Us

2019-03-29 07:45
 
 Winston Duke, Shahadi Wright Joseph, Evan Alex an

WHAT IT'S ABOUT:

Haunted by an unexplainable and unresolved trauma from her past and compounded by a string of eerie coincidences, Adelaide feels her paranoia elevate to high-alert as she grows increasingly certain that something bad is going to befall her family. After spending a tense beach day with their friends, the Tylers, Adelaide and her family return to their vacation home. When darkness falls, the Wilsons discover the silhouette of four figures holding hands as they stand in the driveway—their own doppelgängers.

WHAT WE THOUGHT:

Stemming from the idea that we are our own worst enemy, Jordan Peele's Us is as terrifying and psychologically incisive as his Oscar-winning debut feature, Get Out.

Set in the present day, Adelaide Wilson (Lupita Nyong'o) returns to her childhood home with her husband Gabe (Winston Duke) and her two children Zora (Shahadi Wright Joseph) and Jason (Evan Alex) for a relaxing family vacation.

But from the moment the family arrive at their beach-side holiday house, Adelaide, who is still haunted by events that occurred when she was briefly separated from her parents as a child, can't shake off the feeling that something bad is going to happen to her family.

Paranoid, and getting increasingly more anxious Adelaide tells Gabe about what she experienced during the chilling moments she was presumed missing - so many years ago.

It's evident that over the years Adelaide has tried to move past the horror she witnessed as a child, but when she returns to the place where she was confronted by her worst nightmare, it's clear her past continues to haunt the present.  

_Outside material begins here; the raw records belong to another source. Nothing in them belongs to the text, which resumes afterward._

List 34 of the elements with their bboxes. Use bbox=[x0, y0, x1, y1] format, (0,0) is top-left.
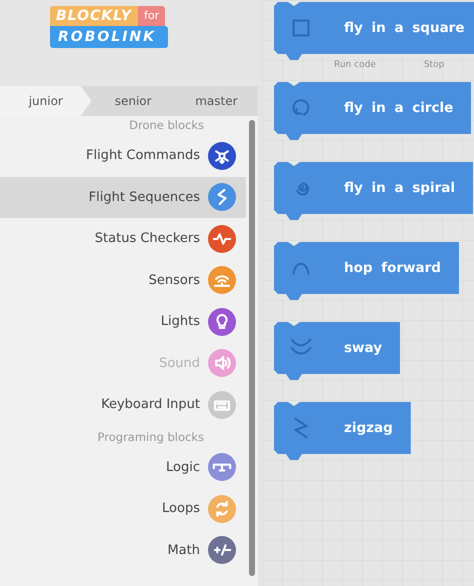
level-tab[interactable]: senior bbox=[92, 86, 175, 116]
category-item[interactable]: Loops bbox=[0, 488, 246, 530]
category-item[interactable]: Math bbox=[0, 530, 246, 571]
code-block[interactable]: fly in a square bbox=[274, 2, 474, 60]
scrollbar-thumb[interactable] bbox=[249, 120, 255, 576]
category-item[interactable]: Status Checkers bbox=[0, 218, 246, 260]
category-label: Math bbox=[167, 542, 200, 558]
category-label: Lights bbox=[160, 314, 200, 330]
category-item[interactable]: Flight Commands bbox=[0, 135, 246, 176]
category-label: Keyboard Input bbox=[101, 397, 200, 412]
category-item[interactable]: Lights bbox=[0, 301, 246, 342]
section-heading: Drone blocks bbox=[128, 117, 205, 134]
level-tab[interactable]: master bbox=[174, 86, 258, 116]
category-label: Status Checkers bbox=[94, 231, 200, 246]
code-block[interactable]: hop forward bbox=[274, 242, 459, 300]
category-label: Sensors bbox=[148, 272, 200, 288]
code-block[interactable]: sway bbox=[274, 322, 400, 380]
logo-text: ROBOLINK bbox=[50, 26, 168, 48]
category-label: Logic bbox=[166, 460, 200, 475]
category-item[interactable]: Logic bbox=[0, 446, 246, 488]
category-item[interactable]: Flight Sequences bbox=[0, 176, 246, 218]
category-label: Loops bbox=[162, 501, 200, 516]
logo-tag: for bbox=[138, 6, 166, 26]
category-label: Flight Commands bbox=[86, 148, 200, 164]
category-label: Sound bbox=[159, 356, 200, 371]
code-block[interactable]: fly in a spiral bbox=[274, 162, 473, 220]
level-tab[interactable]: junior bbox=[0, 86, 92, 116]
category-item[interactable]: Sensors bbox=[0, 260, 246, 301]
section-heading: Programing blocks bbox=[96, 428, 205, 446]
category-item[interactable]: Keyboard Input bbox=[0, 384, 246, 426]
category-label: Flight Sequences bbox=[88, 190, 200, 205]
logo-text: BLOCKLY bbox=[50, 6, 138, 26]
code-block[interactable]: fly in a circle bbox=[274, 82, 472, 140]
code-block[interactable]: zigzag bbox=[274, 402, 411, 460]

The family's night of horror begins when they come face-to-face with their evil doppelgängers, who have only one mission: To wipe out the entire Wilson family.  

Us is terrifying in the "traditional horror" sense with lots of violence and gore, but the deeper themes are intelligent and well thought-out.

And despite the horrific imagery, Us isn't short of laughs, and the humour is timed perfectly yet still feels true to the horror genre.

There are multiple layers to Us, you can sit back and simply enjoy the thriller with your popcorn and Coke and gasp at the truly terrifying scenes, but beneath the surface, the movie looks at much deeper themes of self-reflection, and "the others" we often blame for our own misfortune.

The family relationships in Us feel genuine and the funny moments and quirks feel true to the characters.

The actors' ability to portray the same character in two different ways is excellent, especially in the way the characters move.   

The characters and their doppelgängers' differences in mannerism is a treat to watch on-screen, especially when we learn more about the history of the doubles and we have more context. 

Aside from the wonderful cinematography, the score and contrast between the loudness and softness of classical and modern music is brilliant. And the way the music enhances the characters' movement is breath-taking to watch and looks like poetry in motion.

Packed with dramatic twists and turns, weeks after having left the cinema you'll still be thinking about who we are as human beings and confronting our biggest fears.